It's well-documented that Historically Black colleges and universities, tribal colleges and universities and other minority-serving institutions have long been underfunded.
President Joe Biden, as a candidate, pledged to address the financial shortcomings these institutions face and make education more affordable for their students. Experts told PolitiFact that Biden made notable strides toward this goal, although his promise is far from fulfilled.
"I can see the progress that he makes on a daily basis. I just can't see as much of the progress from Congress," said Lodriguez Murray, the United Negro College Fund's vice president of public policy and government affairs. "They have more to do in terms of making sure that the century and a half of underfunding of historically Black colleges and universities get alleviated to the point where those students, from an affordability standpoint, are made whole."
The American Rescue Plan that Biden signed into law in 2021 provided more than $2.6 billion to historically Black colleges and universities, about $190 million to tribal colleges and universities and more than $6 billion to minority-serving institutions, according to the U.S. Department of Education.
These institutions directed some of those federal funds toward economic relief for their students and toward programs to cancel student debt accumulated during the COVID-19 pandemic.
In 2021, the Department of Education also provided more than $1.6 billion in debt relief to historically Black colleges and universities participating in the HBCU Capital Financing program and $500 million in grant funding to minority-serving institutions.
Biden's promise to raise the maximum value of the Pell Grant also increased the affordability of historically Black colleges and universities, said Jared Bass, senior director of higher education policy at the Center for American Progress, a left-leaning public policy think tank.
In 2022, Biden enacted the largest Pell Grant increase in over a decade. According to the United Negro College Fund, about 70% of students attending historically Black colleges and universities are Pell Grant-eligible.
Bass told PolitiFact that increased federal funding to historically Black colleges and universities and other minority-serving institutions can offset revenue shortcomings that otherwise might have been passed on to their students through tuition increases.
But some of Biden's other proposals to invest in minority-serving institutions have been less successful. For example, a version of the 2022 Inflation Reduction Act initially included tuition assistance and grants for historically Black colleges and universities and minority-serving institutions.

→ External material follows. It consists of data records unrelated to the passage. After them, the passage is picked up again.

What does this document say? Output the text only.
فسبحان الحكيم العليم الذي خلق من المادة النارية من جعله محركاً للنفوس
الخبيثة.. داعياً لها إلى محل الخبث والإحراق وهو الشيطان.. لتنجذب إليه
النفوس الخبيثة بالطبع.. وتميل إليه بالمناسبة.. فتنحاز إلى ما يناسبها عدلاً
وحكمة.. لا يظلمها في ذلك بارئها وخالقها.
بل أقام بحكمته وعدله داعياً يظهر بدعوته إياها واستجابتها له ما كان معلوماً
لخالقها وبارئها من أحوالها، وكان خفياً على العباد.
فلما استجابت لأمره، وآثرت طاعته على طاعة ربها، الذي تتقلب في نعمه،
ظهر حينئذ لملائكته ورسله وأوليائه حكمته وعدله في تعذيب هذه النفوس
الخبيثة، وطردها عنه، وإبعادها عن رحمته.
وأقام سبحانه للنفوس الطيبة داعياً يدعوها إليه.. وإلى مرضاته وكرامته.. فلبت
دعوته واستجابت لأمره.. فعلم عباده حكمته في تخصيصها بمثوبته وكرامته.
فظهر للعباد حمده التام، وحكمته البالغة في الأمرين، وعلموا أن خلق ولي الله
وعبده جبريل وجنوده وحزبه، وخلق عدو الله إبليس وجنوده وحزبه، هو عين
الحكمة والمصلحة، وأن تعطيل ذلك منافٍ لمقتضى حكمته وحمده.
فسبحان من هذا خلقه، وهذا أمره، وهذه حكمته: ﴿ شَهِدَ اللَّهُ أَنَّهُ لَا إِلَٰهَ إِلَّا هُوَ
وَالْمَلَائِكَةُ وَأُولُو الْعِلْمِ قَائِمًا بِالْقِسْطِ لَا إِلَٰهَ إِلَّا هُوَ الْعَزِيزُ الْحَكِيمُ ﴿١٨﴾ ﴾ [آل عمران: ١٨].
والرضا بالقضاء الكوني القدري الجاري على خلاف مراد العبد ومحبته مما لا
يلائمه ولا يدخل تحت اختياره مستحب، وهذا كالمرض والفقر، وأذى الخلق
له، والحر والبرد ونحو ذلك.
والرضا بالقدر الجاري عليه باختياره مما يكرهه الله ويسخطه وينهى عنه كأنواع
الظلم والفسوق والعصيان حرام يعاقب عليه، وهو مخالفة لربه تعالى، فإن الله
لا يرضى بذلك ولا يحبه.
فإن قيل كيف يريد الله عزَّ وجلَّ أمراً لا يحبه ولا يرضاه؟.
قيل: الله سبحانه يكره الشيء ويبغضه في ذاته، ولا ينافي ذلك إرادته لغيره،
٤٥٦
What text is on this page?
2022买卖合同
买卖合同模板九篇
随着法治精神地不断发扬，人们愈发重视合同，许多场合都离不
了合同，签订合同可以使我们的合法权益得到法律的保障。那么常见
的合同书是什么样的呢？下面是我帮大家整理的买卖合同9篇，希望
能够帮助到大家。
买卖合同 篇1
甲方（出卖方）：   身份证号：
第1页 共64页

But, the bill's final version did not include any of those proposed investments.
"I would give President Biden an A in terms of making sure that historically Black colleges and universities are included in his legislative proposals," said Murray. "Congress doesn't get the same grade for making sure the money makes it through the federal appropriations process."
We'll continue to monitor Biden's promise to make minority-serving institutions more affordable. So far, we rate this pledge In the Works.